Plans to develop the stadium have left Magic Weekend’s return to Manchester in doubt, though at least Solly was able to state that the product was now attracting other options.
“The issue for us is that they’ve obviously got some building work they want to do here at the end of next year, so we’re in discussions as to whether we can bring it back here or move to an alternative venue,” he continued.
“The good thing for us is we have got alternative venues that want to host the event, because they’ve seen what has happened here today and love it. We are in the hands of the Premier League schedule if you like, but we certainly couldn’t have asked for a better partner than the Etihad Stadium.”
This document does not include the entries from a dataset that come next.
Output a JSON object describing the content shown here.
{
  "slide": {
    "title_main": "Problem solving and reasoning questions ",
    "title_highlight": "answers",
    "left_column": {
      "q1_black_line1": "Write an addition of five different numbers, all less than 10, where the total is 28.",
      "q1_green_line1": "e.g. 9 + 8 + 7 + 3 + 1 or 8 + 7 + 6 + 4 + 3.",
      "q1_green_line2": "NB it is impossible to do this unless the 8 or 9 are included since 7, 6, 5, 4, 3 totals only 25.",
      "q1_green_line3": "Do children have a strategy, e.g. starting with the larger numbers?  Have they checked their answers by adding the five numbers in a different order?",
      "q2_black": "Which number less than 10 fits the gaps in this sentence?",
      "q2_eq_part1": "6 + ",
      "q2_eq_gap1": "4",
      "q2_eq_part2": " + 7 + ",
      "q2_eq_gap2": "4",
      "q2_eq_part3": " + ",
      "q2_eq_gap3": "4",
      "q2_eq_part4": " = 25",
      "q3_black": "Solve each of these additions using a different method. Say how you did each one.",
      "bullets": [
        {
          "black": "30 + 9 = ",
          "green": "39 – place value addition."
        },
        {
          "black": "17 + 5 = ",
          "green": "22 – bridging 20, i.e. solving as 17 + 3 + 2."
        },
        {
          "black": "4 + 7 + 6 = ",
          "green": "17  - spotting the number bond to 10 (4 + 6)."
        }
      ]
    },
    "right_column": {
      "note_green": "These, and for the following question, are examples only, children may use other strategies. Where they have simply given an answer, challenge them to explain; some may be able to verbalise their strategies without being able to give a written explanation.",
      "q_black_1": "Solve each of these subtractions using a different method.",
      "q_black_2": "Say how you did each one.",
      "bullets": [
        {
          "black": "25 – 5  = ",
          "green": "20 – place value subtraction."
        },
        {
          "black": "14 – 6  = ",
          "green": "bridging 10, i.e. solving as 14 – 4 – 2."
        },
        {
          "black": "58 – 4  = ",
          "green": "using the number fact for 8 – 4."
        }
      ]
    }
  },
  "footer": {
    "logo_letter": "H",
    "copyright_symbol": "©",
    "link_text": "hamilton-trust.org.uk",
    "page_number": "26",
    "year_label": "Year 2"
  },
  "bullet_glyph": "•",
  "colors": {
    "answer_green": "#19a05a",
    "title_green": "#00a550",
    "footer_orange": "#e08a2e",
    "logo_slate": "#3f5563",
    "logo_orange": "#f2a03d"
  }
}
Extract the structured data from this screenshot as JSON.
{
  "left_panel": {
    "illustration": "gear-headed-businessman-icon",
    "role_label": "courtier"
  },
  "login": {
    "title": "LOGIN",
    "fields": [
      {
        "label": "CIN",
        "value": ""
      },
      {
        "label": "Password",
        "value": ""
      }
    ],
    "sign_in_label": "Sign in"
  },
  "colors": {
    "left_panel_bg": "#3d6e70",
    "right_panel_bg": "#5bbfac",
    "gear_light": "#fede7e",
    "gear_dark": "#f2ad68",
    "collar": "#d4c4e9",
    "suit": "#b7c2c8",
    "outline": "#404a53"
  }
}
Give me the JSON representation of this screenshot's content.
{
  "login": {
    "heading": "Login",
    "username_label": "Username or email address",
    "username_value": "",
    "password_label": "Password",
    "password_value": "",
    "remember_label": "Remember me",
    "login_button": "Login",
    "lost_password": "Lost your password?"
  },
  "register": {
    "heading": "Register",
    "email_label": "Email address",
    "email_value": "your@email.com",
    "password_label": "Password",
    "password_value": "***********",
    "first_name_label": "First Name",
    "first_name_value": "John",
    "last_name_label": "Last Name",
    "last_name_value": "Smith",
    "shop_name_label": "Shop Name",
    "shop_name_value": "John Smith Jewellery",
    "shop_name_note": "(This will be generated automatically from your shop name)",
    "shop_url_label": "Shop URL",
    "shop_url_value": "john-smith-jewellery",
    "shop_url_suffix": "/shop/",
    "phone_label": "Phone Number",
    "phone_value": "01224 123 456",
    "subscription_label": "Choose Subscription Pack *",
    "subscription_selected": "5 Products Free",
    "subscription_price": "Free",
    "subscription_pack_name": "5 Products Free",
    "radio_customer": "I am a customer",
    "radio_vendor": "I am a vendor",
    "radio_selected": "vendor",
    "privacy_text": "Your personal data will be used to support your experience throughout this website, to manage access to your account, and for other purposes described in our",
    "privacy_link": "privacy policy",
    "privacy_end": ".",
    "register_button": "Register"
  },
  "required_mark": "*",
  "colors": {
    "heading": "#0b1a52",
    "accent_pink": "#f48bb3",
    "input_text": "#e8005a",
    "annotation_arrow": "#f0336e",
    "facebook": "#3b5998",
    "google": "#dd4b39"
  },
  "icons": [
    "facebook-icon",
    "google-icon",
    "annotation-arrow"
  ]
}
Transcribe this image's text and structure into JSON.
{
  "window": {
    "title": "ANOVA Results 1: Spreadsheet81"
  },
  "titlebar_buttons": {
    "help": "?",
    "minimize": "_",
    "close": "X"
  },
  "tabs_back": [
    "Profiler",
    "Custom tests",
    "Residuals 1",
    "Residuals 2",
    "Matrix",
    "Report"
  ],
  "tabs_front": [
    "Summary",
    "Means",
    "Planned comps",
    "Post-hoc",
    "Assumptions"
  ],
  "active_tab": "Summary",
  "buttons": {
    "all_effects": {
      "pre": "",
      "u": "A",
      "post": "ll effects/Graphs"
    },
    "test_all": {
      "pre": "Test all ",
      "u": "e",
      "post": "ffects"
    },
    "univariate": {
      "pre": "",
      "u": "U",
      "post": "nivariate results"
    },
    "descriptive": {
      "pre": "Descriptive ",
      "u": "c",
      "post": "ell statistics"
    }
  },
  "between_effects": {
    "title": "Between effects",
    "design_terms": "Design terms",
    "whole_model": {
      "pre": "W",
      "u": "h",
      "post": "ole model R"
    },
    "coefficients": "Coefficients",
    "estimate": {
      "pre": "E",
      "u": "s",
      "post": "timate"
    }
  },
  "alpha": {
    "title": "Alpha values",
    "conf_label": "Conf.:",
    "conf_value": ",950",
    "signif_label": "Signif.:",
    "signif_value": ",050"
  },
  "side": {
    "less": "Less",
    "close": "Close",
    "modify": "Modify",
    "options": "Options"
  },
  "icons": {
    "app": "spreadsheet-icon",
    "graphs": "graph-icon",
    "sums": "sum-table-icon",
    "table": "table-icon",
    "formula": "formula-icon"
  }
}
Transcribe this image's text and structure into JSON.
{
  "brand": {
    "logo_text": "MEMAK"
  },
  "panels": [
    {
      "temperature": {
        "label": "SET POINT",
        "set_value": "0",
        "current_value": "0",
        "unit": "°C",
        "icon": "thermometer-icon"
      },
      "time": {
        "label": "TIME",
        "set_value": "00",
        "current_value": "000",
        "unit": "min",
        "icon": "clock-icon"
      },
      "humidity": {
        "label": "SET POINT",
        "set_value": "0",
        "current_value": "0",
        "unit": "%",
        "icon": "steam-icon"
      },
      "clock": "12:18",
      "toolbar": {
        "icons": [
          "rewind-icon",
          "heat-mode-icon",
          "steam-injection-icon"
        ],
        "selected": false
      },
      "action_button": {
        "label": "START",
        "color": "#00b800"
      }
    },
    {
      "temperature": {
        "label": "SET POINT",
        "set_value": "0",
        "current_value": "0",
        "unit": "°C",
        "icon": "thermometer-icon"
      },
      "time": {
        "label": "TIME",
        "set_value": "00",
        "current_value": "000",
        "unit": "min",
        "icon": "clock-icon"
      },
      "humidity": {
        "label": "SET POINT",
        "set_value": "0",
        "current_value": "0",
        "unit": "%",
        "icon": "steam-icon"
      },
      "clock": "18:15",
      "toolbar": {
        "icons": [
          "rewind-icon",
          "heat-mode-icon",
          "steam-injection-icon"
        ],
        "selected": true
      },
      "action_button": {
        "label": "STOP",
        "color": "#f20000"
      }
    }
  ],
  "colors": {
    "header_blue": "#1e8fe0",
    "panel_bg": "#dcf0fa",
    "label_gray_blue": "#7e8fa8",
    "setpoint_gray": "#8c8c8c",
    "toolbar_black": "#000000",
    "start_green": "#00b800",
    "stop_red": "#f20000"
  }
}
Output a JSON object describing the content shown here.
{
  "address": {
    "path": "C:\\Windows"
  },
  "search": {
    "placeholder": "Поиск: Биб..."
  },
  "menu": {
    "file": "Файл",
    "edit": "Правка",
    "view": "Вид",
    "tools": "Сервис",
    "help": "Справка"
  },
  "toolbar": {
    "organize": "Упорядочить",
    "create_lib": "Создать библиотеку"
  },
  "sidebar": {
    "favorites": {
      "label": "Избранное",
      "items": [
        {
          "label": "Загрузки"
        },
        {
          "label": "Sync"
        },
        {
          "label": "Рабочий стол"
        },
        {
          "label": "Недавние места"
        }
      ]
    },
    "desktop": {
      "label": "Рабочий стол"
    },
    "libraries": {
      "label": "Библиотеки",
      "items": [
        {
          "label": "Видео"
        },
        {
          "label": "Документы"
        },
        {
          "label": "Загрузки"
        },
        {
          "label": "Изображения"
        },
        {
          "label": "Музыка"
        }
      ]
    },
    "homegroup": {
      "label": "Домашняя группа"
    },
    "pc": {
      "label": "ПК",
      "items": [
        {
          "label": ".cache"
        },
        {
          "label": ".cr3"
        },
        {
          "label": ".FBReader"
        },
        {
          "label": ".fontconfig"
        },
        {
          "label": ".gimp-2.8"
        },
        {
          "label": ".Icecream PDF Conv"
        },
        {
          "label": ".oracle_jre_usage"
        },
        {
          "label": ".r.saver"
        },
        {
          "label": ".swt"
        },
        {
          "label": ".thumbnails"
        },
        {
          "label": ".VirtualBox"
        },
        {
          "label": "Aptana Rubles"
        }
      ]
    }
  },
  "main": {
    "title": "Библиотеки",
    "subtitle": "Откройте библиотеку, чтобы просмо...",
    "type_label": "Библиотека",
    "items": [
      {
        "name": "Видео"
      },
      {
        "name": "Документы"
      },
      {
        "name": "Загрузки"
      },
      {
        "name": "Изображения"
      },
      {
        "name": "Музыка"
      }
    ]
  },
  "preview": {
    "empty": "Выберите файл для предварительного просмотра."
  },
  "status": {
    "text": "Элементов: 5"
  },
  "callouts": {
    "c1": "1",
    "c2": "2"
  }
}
It helps when trying to sell something if the product lives up to the marketing pitch. Saturday’s four fixtures saw the biggest margin of victory stand at just 14 points, and even then there were mitigating circumstances for that outcome as Hull FC were reduced to 12 men in their defeat to Rovers.
However, the best was saved for last on day one. Leeds and Wigan played at a play-off intensity in a game that showcased the very best of what Super League has to offer. In a true heavyweight contest, it shouldn’t have been a surprise to many that punches ended up being thrown.
The depleted Warriors got their noses in front and managed to hold on to upset the reigning league leaders, gaining a modicum of revenge over the Rhinos having lost to them at Headingley just over a fortnight beforehand.
Australian Solly admitted the match had “made waves 10,000 miles away” in his homeland, while Jamie Peacock – a man who has appeared in plenty of big occasions in his illustrious career – admitted he could still take some enjoyment from being part of such a fixture, even if he did end up on the losing side.
“It was a great game to play in,” he said. “They are the types of games you want to play in as a player. Maybe it was two points at stake in the league, but it certainly felt like more than that. I really enjoyed the game and really enjoyed the occasion.”
Sunday's final chapter between Wolves and Saints didn't disappoint either, even if the former did end up winning comfortably in the end. The performance of St Helens was a concern for club captain Paul Wellens, one he branded as "embarrassing" as they were beaten 41-24.
Magic Weekend has not always been this popular, though. An extra round of games to play in what is already a physically punishing campaign did not please everyone concerns, while there are logistical issues in terms of space when you have so many teams in one place and with so little time in between kick-off times.
The players too have taken a while to appreciate the concept, but Peacock – part of Sky Sports’ team during the coverage on day two – feels it is vital rugby league continues to grow, and not just in the hope of expanding outside of its heartland. Leeds, St Helens, Wigan and Warrington are not content to just sit back and bask in their successes, wanting to build themselves and become even bigger.
“The event has grown,” said the former England captain. “It has taken time to catch hold for everybody. It has caught on with the players now, as well as the fans.
“I think it is important we have another showpiece event in rugby league. I believe this kind of event attracts fans from outside the sport. I know where I live people come to the Magic Weekend that don’t normally watch Super League.
“There is a feeling in some of the clubs that the sport needs to grow as a whole for those clubs to grow. They have reached their potential within rugby league at the moment. These kinds of events grow rugby league, a little bit like the World Cup (last year).”
Manchester has done much to help confirm Magic Weekend as part of the domestic calendar for the foreseeable future. Bring on the 2015 edition, wherever it may be, for Super League is now in a position of strength to advertise itself whererever it chooses.